Prof. Jose Nunez-Yanez
Linköping University, Sweden

Time

Dec 2nd (Friday) at 16:00 HKT

Abstract

In this talk we will initially discuss some basic edge computing concepts followed by the hardware challenges and opportunities of performing deep learning at the edge. We will then present the FADES (Fused Architecture for DEnse and Sparse tensor processing) heterogeneous architecture focusing on its application to Graph neural networks (GNN) acceleration. GNNs can deliver high accuracy when applied to non-Euclidean data in which data elements do not fit into a regular structure. They combine sparse and dense data characteristics and this, in turn, results in a combination of compute and bandwidth intensive requirements challenging to meet with general purpose hardware. FADES is a highly configurable architecture fully described with high-level synthesis integrated in TensorFlow Lite and Pytorch. It creates a dataflow of dataflows with multiple hardware treads and compute units that optimize data access and processing element utilization. This enables fine-grained stream hybrid processing of sparse and dense tensors suitable for multi-layer graph neural networks.

Biography

Prof. Nunez-Yanez is a professor in hardware architectures for Machine Learning at Linköping University with over 20 years of experience in the design of high-performance embedded hardware.

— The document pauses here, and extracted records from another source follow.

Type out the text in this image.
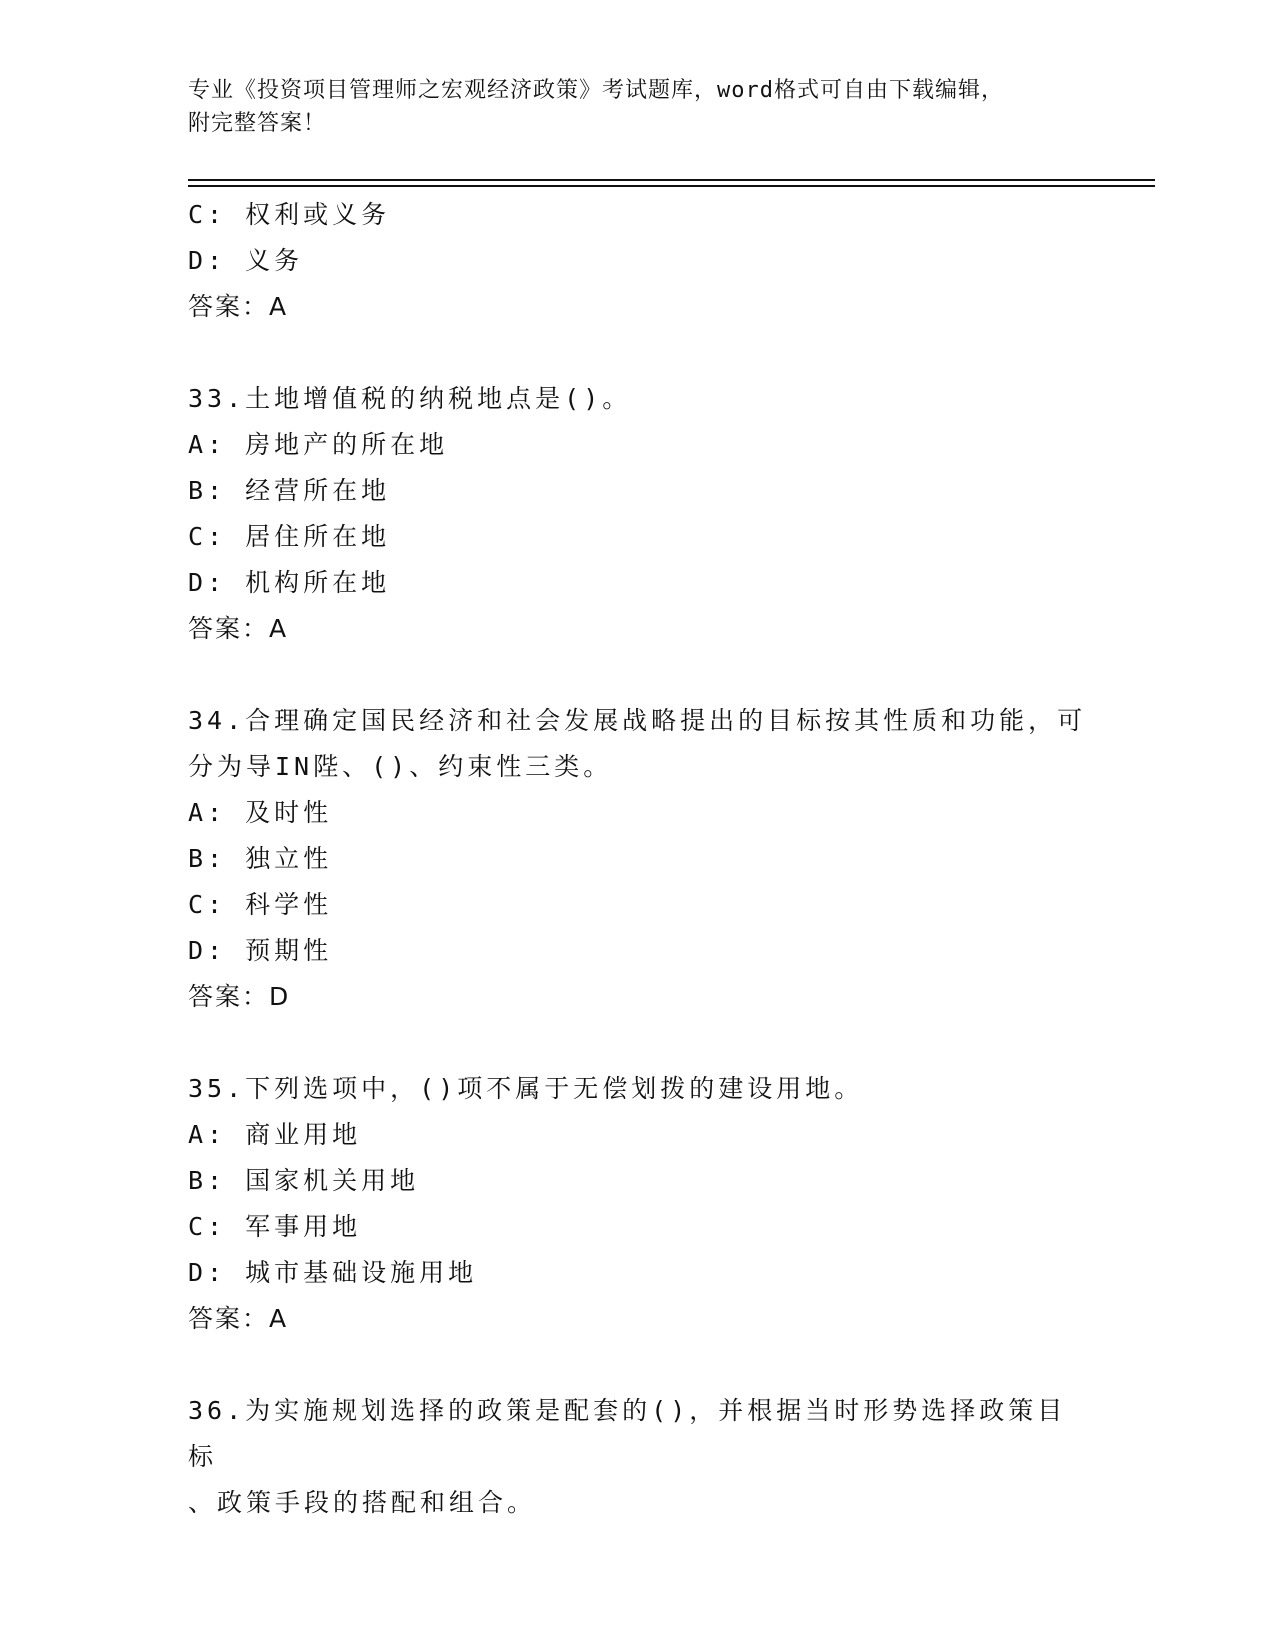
专业《投资项目管理师之宏观经济政策》考试题库，word格式可自由下载编辑，
附完整答案！
C: 权利或义务
D: 义务
答案：A
33.土地增值税的纳税地点是()。
A: 房地产的所在地
B: 经营所在地
C: 居住所在地
D: 机构所在地
答案：A
34.合理确定国民经济和社会发展战略提出的目标按其性质和功能，可
分为导IN陛、()、约束性三类。
A: 及时性
B: 独立性
C: 科学性
D: 预期性
答案：D
35.下列选项中，()项不属于无偿划拨的建设用地。
A: 商业用地
B: 国家机关用地
C: 军事用地
D: 城市基础设施用地
答案：A
36.为实施规划选择的政策是配套的()，并根据当时形势选择政策目标
、政策手段的搭配和组合。
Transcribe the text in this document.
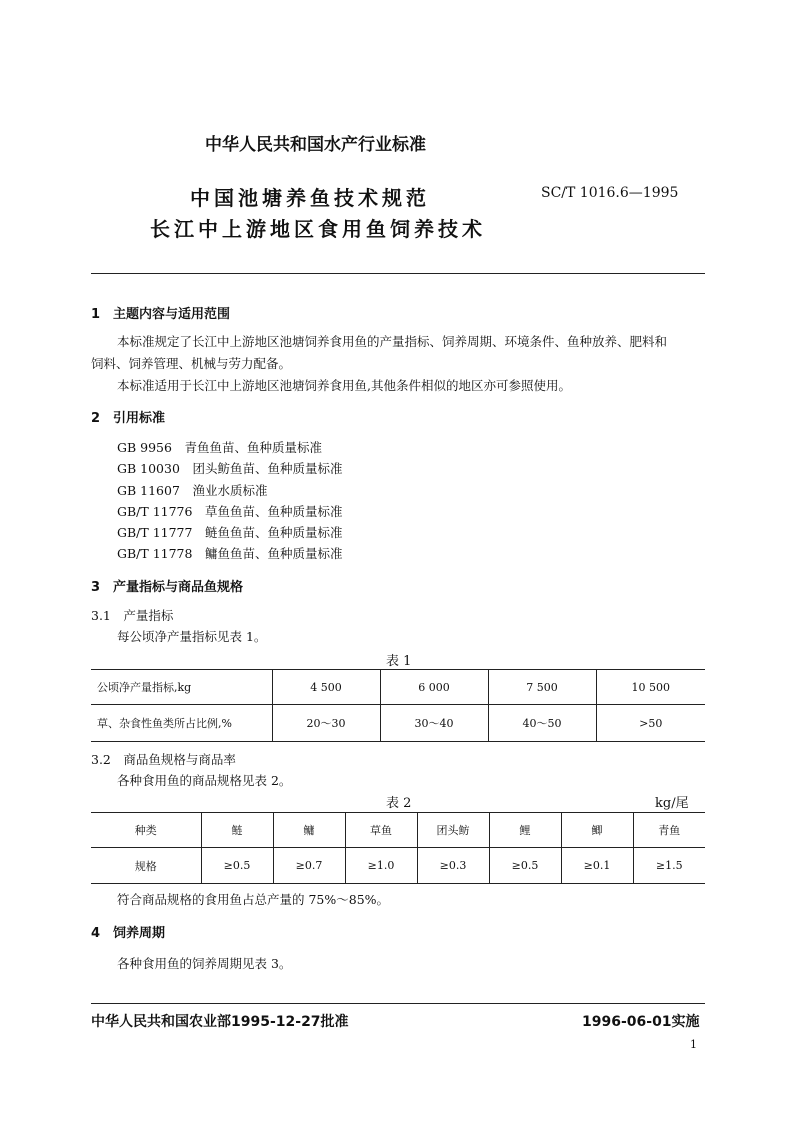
中华人民共和国水产行业标准
中国池塘养鱼技术规范
长江中上游地区食用鱼饲养技术
SC/T 1016.6—1995
1　主题内容与适用范围
本标准规定了长江中上游地区池塘饲养食用鱼的产量指标、饲养周期、环境条件、鱼种放养、肥料和
饲料、饲养管理、机械与劳力配备。
本标准适用于长江中上游地区池塘饲养食用鱼,其他条件相似的地区亦可参照使用。
2　引用标准
GB 9956　 青鱼鱼苗、鱼种质量标准
GB 10030　 团头鲂鱼苗、鱼种质量标准
GB 11607　 渔业水质标准
GB/T 11776　 草鱼鱼苗、鱼种质量标准
GB/T 11777　 鲢鱼鱼苗、鱼种质量标准
GB/T 11778　 鳙鱼鱼苗、鱼种质量标准
3　产量指标与商品鱼规格
3.1　产量指标
每公顷净产量指标见表 1。
表 1
公顷净产量指标,kg	4 500	6 000	7 500	10 500
草、杂食性鱼类所占比例,%	20～30	30～40	40～50	>50
3.2　商品鱼规格与商品率
各种食用鱼的商品规格见表 2。
表 2	kg/尾
种类	鲢	鳙	草鱼	团头鲂	鲤	鲫	青鱼
规格	≥0.5	≥0.7	≥1.0	≥0.3	≥0.5	≥0.1	≥1.5
符合商品规格的食用鱼占总产量的 75%～85%。
4　饲养周期
各种食用鱼的饲养周期见表 3。
中华人民共和国农业部1995-12-27批准	1996-06-01实施
1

He holds a PhD in hardware-based parallel data compression from the University of Loughborough, UK, with three patents awarded on the topic of high-speed parallel data compression. Previously to joining Linköping University he was a reader (associate professor) at Bristol University, UK. He spent a few years working in industry at ST Micro (Milan), ARM (Cambridge) and Sensata Systems (Swindon) with Marie Curie and Royal Society fellowships. His main area of expertise is in the design of hardware architectures and heterogenous systems for signal processing and machine learning with a focus on run-time adaptation, high-performance via parallelism and energy-efficiency.